1950’den sonra, özellikle 1970’lerden itibaren köyden kente göç olgusu toprakla kurulan arkaik ilişkiyi temelden sarsar. Büyük şehirler çevreden kuşatılır. Marmara bölgesi büyük plansızlığın ve öngörüsüzlüğün kurbanı olur. Tek parti döneminin toplumda yarattığı iç gerilim çok partili hayata geçişle beraber kontrolsüz bir salgına( hatta saldırıya) dönüşür. Başını kara gözlüklü Menderes’in çektiği sağ-pop politikacı türü ( İstanbul’un yıkımı sırasında o gözlükle çekilmiş bolca fotoğraf vardır dönemin gazetelerinde) Demirel gibi oportünist, Özal ve sonrasılar gibi idealizmden uzak ilginç tipolojiler üretir. İnşaatı gelişmenin motoru ve ekonominin vazgeçilmezi gören sağ-pop politikacı tipi, zamanla muhafazakar, en hibrit haliyle islamo- şoven renge bile bürünen zihniyetiyle, halk konvoyuyla el ele vererek inanılmaz inşaat hamlelerine girişir.

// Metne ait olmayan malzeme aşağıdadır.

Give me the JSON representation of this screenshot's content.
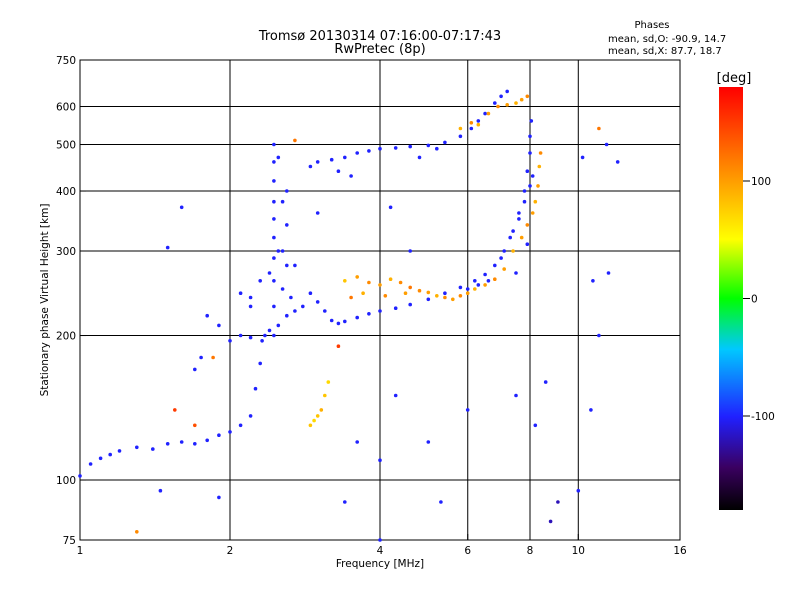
{
  "chart_data": {
    "type": "scatter",
    "title": "Tromsø 20130314 07:16:00-07:17:43",
    "subtitle": "RwPretec (8p)",
    "xlabel": "Frequency [MHz]",
    "ylabel": "Stationary phase Virtual Height [km]",
    "x_scale": "log",
    "y_scale": "log",
    "xlim": [
      1,
      16
    ],
    "ylim": [
      75,
      750
    ],
    "x_ticks": [
      1,
      2,
      4,
      6,
      8,
      10,
      16
    ],
    "y_ticks": [
      75,
      100,
      200,
      300,
      400,
      500,
      600,
      750
    ],
    "x_tick_labels": [
      "1",
      "2",
      "4",
      "6",
      "8",
      "10",
      "16"
    ],
    "y_tick_labels": [
      "75",
      "100",
      "200",
      "300",
      "400",
      "500",
      "600",
      "750"
    ],
    "x_grid": [
      2,
      4,
      6,
      8,
      10
    ],
    "y_grid": [
      100,
      200,
      300,
      400,
      500,
      600
    ],
    "phases": {
      "heading": "Phases",
      "line1": "mean, sd,O: -90.9, 14.7",
      "line2": "mean, sd,X:  87.7, 18.7"
    },
    "colorbar": {
      "label": "[deg]",
      "range": [
        -180,
        180
      ],
      "ticks": [
        100,
        0,
        -100
      ],
      "tick_labels": [
        "100",
        "0",
        "-100"
      ]
    },
    "series": [
      {
        "points": [
          [
            1.0,
            102,
            -100
          ],
          [
            1.05,
            108,
            -100
          ],
          [
            1.1,
            111,
            -100
          ],
          [
            1.15,
            113,
            -100
          ],
          [
            1.2,
            115,
            -100
          ],
          [
            1.3,
            117,
            -100
          ],
          [
            1.4,
            116,
            -100
          ],
          [
            1.5,
            119,
            -100
          ],
          [
            1.6,
            120,
            -100
          ],
          [
            1.7,
            119,
            -100
          ],
          [
            1.8,
            121,
            -100
          ],
          [
            1.9,
            124,
            -100
          ],
          [
            2.0,
            126,
            -100
          ],
          [
            2.1,
            130,
            -100
          ],
          [
            2.2,
            136,
            -100
          ],
          [
            2.25,
            155,
            -100
          ],
          [
            2.3,
            175,
            -100
          ],
          [
            2.32,
            195,
            -100
          ],
          [
            2.35,
            200,
            -100
          ],
          [
            2.4,
            205,
            -100
          ],
          [
            2.5,
            210,
            -100
          ],
          [
            2.6,
            220,
            -100
          ],
          [
            2.7,
            225,
            -100
          ],
          [
            2.8,
            230,
            -100
          ],
          [
            2.9,
            245,
            -100
          ],
          [
            3.0,
            235,
            -100
          ],
          [
            3.1,
            225,
            -100
          ],
          [
            3.2,
            215,
            -100
          ],
          [
            3.3,
            212,
            -100
          ],
          [
            3.4,
            214,
            -100
          ],
          [
            3.6,
            218,
            -100
          ],
          [
            3.8,
            222,
            -100
          ],
          [
            4.0,
            225,
            -100
          ],
          [
            4.3,
            228,
            -100
          ],
          [
            4.6,
            232,
            -100
          ],
          [
            5.0,
            238,
            -100
          ],
          [
            5.4,
            245,
            -100
          ],
          [
            5.8,
            252,
            -100
          ],
          [
            6.2,
            260,
            -100
          ],
          [
            6.5,
            268,
            -100
          ],
          [
            6.8,
            280,
            -100
          ],
          [
            7.1,
            300,
            -100
          ],
          [
            7.4,
            330,
            -100
          ],
          [
            7.6,
            360,
            -100
          ],
          [
            7.8,
            400,
            -100
          ],
          [
            7.9,
            440,
            -100
          ],
          [
            8.0,
            480,
            -100
          ],
          [
            8.0,
            520,
            -100
          ],
          [
            8.05,
            560,
            -100
          ],
          [
            2.0,
            195,
            -100
          ],
          [
            2.1,
            200,
            -100
          ],
          [
            2.2,
            198,
            -100
          ],
          [
            1.9,
            210,
            -100
          ],
          [
            1.8,
            220,
            -100
          ],
          [
            1.75,
            180,
            -100
          ],
          [
            1.7,
            170,
            -100
          ],
          [
            2.2,
            240,
            -100
          ],
          [
            2.3,
            260,
            -100
          ],
          [
            2.2,
            230,
            -100
          ],
          [
            2.1,
            245,
            -100
          ]
        ]
      },
      {
        "points": [
          [
            2.45,
            200,
            -100
          ],
          [
            2.45,
            230,
            -100
          ],
          [
            2.45,
            260,
            -100
          ],
          [
            2.45,
            290,
            -100
          ],
          [
            2.45,
            320,
            -100
          ],
          [
            2.45,
            350,
            -100
          ],
          [
            2.45,
            380,
            -100
          ],
          [
            2.45,
            420,
            -100
          ],
          [
            2.45,
            460,
            -100
          ],
          [
            2.45,
            500,
            -100
          ],
          [
            2.5,
            470,
            -100
          ],
          [
            2.55,
            380,
            -100
          ],
          [
            2.55,
            300,
            -100
          ],
          [
            2.55,
            250,
            -100
          ],
          [
            2.6,
            280,
            -100
          ],
          [
            2.6,
            340,
            -100
          ],
          [
            2.6,
            400,
            -100
          ],
          [
            2.5,
            300,
            -100
          ],
          [
            2.4,
            270,
            -100
          ],
          [
            2.65,
            240,
            -100
          ],
          [
            2.7,
            280,
            -100
          ]
        ]
      },
      {
        "points": [
          [
            2.9,
            450,
            -100
          ],
          [
            3.0,
            460,
            -100
          ],
          [
            3.2,
            465,
            -100
          ],
          [
            3.4,
            470,
            -100
          ],
          [
            3.6,
            480,
            -100
          ],
          [
            3.8,
            485,
            -100
          ],
          [
            4.0,
            490,
            -100
          ],
          [
            4.3,
            492,
            -100
          ],
          [
            4.6,
            495,
            -100
          ],
          [
            5.0,
            498,
            -100
          ],
          [
            5.4,
            505,
            -100
          ],
          [
            5.8,
            520,
            -100
          ],
          [
            6.1,
            540,
            -100
          ],
          [
            6.3,
            560,
            -100
          ],
          [
            6.5,
            580,
            -100
          ],
          [
            6.8,
            610,
            -100
          ],
          [
            7.0,
            630,
            -100
          ],
          [
            7.2,
            645,
            -100
          ],
          [
            3.3,
            440,
            -100
          ],
          [
            3.5,
            430,
            -100
          ],
          [
            4.8,
            470,
            -100
          ],
          [
            5.2,
            490,
            -100
          ]
        ]
      },
      {
        "points": [
          [
            6.6,
            260,
            -100
          ],
          [
            7.0,
            290,
            -100
          ],
          [
            7.3,
            320,
            -100
          ],
          [
            7.6,
            350,
            -100
          ],
          [
            7.8,
            380,
            -100
          ],
          [
            8.0,
            410,
            -100
          ],
          [
            8.1,
            430,
            -100
          ],
          [
            7.5,
            270,
            -100
          ],
          [
            7.9,
            310,
            -100
          ],
          [
            6.0,
            250,
            -100
          ],
          [
            6.3,
            255,
            -100
          ]
        ]
      },
      {
        "points": [
          [
            3.4,
            260,
            80
          ],
          [
            3.6,
            265,
            100
          ],
          [
            3.8,
            258,
            110
          ],
          [
            4.0,
            255,
            100
          ],
          [
            4.2,
            262,
            90
          ],
          [
            4.4,
            258,
            110
          ],
          [
            4.6,
            252,
            120
          ],
          [
            4.8,
            248,
            110
          ],
          [
            5.0,
            246,
            100
          ],
          [
            5.2,
            242,
            90
          ],
          [
            5.4,
            240,
            110
          ],
          [
            5.6,
            238,
            100
          ],
          [
            5.8,
            242,
            110
          ],
          [
            6.0,
            245,
            100
          ],
          [
            6.2,
            250,
            90
          ],
          [
            6.5,
            255,
            100
          ],
          [
            6.8,
            262,
            110
          ],
          [
            7.1,
            275,
            100
          ],
          [
            7.4,
            300,
            90
          ],
          [
            7.7,
            320,
            100
          ],
          [
            7.9,
            340,
            110
          ],
          [
            8.1,
            360,
            100
          ],
          [
            8.2,
            380,
            90
          ],
          [
            8.3,
            410,
            100
          ],
          [
            8.35,
            450,
            90
          ],
          [
            8.4,
            480,
            110
          ],
          [
            3.5,
            240,
            120
          ],
          [
            3.7,
            245,
            90
          ],
          [
            4.1,
            242,
            110
          ],
          [
            4.5,
            245,
            100
          ]
        ]
      },
      {
        "points": [
          [
            6.3,
            550,
            90
          ],
          [
            6.6,
            580,
            100
          ],
          [
            6.9,
            600,
            110
          ],
          [
            7.2,
            605,
            100
          ],
          [
            7.5,
            610,
            90
          ],
          [
            7.7,
            620,
            100
          ],
          [
            7.9,
            630,
            110
          ],
          [
            5.8,
            540,
            90
          ],
          [
            6.1,
            555,
            110
          ]
        ]
      },
      {
        "points": [
          [
            2.9,
            130,
            80
          ],
          [
            2.95,
            133,
            70
          ],
          [
            3.0,
            136,
            80
          ],
          [
            3.05,
            140,
            90
          ],
          [
            3.1,
            150,
            80
          ],
          [
            3.15,
            160,
            70
          ]
        ]
      },
      {
        "points": [
          [
            1.55,
            140,
            150
          ],
          [
            1.7,
            130,
            140
          ],
          [
            1.85,
            180,
            120
          ],
          [
            3.3,
            190,
            150
          ],
          [
            3.6,
            120,
            -100
          ],
          [
            4.0,
            110,
            -100
          ],
          [
            4.3,
            150,
            -100
          ],
          [
            5.0,
            120,
            -100
          ],
          [
            5.3,
            90,
            -100
          ],
          [
            6.0,
            140,
            -100
          ],
          [
            7.5,
            150,
            -100
          ],
          [
            8.2,
            130,
            -100
          ],
          [
            8.6,
            160,
            -100
          ],
          [
            9.1,
            90,
            -120
          ],
          [
            8.8,
            82,
            -120
          ],
          [
            10.6,
            140,
            -100
          ],
          [
            11.0,
            200,
            -100
          ],
          [
            11.5,
            270,
            -100
          ],
          [
            11.4,
            500,
            -100
          ],
          [
            11.0,
            540,
            120
          ],
          [
            10.2,
            470,
            -100
          ],
          [
            10.7,
            260,
            -100
          ],
          [
            10.0,
            95,
            -100
          ],
          [
            3.4,
            90,
            -100
          ],
          [
            4.6,
            300,
            -100
          ],
          [
            4.2,
            370,
            -100
          ],
          [
            3.0,
            360,
            -100
          ],
          [
            1.6,
            370,
            -100
          ],
          [
            1.5,
            305,
            -100
          ],
          [
            4.0,
            75,
            -100
          ],
          [
            1.3,
            78,
            110
          ],
          [
            1.45,
            95,
            -100
          ],
          [
            1.9,
            92,
            -100
          ],
          [
            2.7,
            510,
            120
          ],
          [
            12.0,
            460,
            -100
          ]
        ]
      }
    ]
  }
}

Doğrudur, inşaatçılık para akışını sağlarken insanı önceleyen akıl, düşünce, kültür, sanat ve estetik gibi asıl kavramların temeline kibrit suyu döker. Halk böyle istiyor teolojisi sarsılmaz imanla sahiplenilir. Şehirler tabiatlarından sıyırılır. İnşaat ve ev teolojisi tamamen maddi bir anlama evrilir. Apartman ( kelimenin aslı bile yabancıdır) yeni hayatın muğlak fakat çekici bir nesnesidir. Bir bina yöntemi olarak ruha saldırır. Sosyolojiyi sivilce gibi kabartır.

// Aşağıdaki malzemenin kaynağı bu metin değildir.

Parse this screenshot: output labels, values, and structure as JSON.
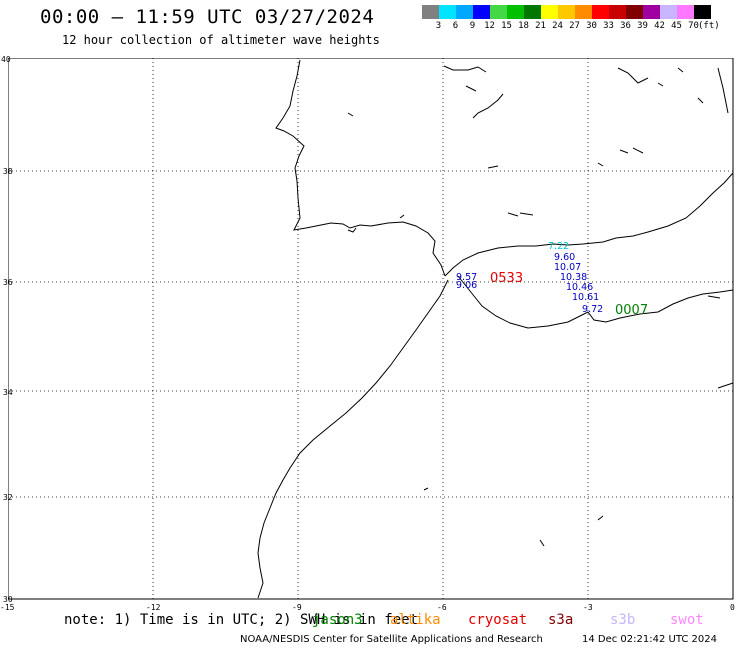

Hız ve ihtiyaçlar özellikle son otuz yılda bir inşaat histerisi yarattı Türkiye’de bütün Anadolu şehirleri dahil. İnsanı kenara itip maddiyatı ( her anlamda) parlatan bu ana akım edebiyat ve sanatın onca öngörüsüne rağmen hiçbir düşünsel uyarıyı hesaba katmadığı gibi 1999 depreminden sonra öne çıkan deprem uzmanlarının sözlerine de inatla sırt çevirdi. Son yaşadığımız felaketin çerçevesini ise akıl almaz bir şekilde inşaat söylemi üzerine oturtuyor sürek paradigma. Yıkma ve yapma mekanik ve parasal bir eylem olarak insanın asıl sorusunu elinden alıyor. Bu politik hokus pokusçuluk yine çaresizlik gibi güncel bir psikolojinin zeminine oturuyor. Oysa sormak gerekiyor, bir depremde sadece binalar mı çöker? Çöken binayı kurmak için gösterilen hız ve kaynak sebepler ve sonuçlar için de takınılamaz mı?

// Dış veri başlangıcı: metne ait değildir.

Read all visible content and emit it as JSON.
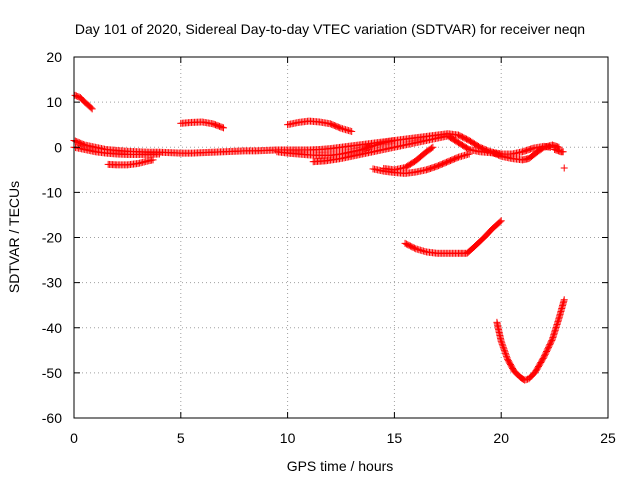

O yıkılan evlerdeki rüyalar, aşklar, hatıralar, sevgi sözleri, kitaplar, sanat eserleri, değerli tablolar, tutulan günlükler, fotoğraf albümleri, video arşivleri, mektuplar, nereye kaybolur? Mesela çok özel bir dikkatle kitaplar toplanılıp özel bir kütüphane kurulamaz mı? Binalar yeniden tasarlanırken toplumun ortak hafızası olan yaşama izlerini korumak için inşaat biçimi ve kalitesinden öte düşünülen bir şey var mı? Moğol akınlarından beri üzerinde yaratılan pek çok değerli izin kazındığı Anadolu yine yoksulluğun yurdu olma ‘kaderi’ne mi terk edilecek?
Mevcut zihniyetin devamıyla atılacak her adımın ve temeli atılacak her inşaatın elli yıl sonra tıpkı şimdiki gibi sonuçları mı olacak? Yıkılan yapılır mantığı materyalist bir algının politik eyleme binmiş parasal organizasyonu diye yorumlanmaz mı tarih tarafından? Deprem sadece binaları mı yıktı gerçekten? Ve Anadolu bir toprak ülkesi mi yoksa inşaat şantiyesi mi olacak sürekli?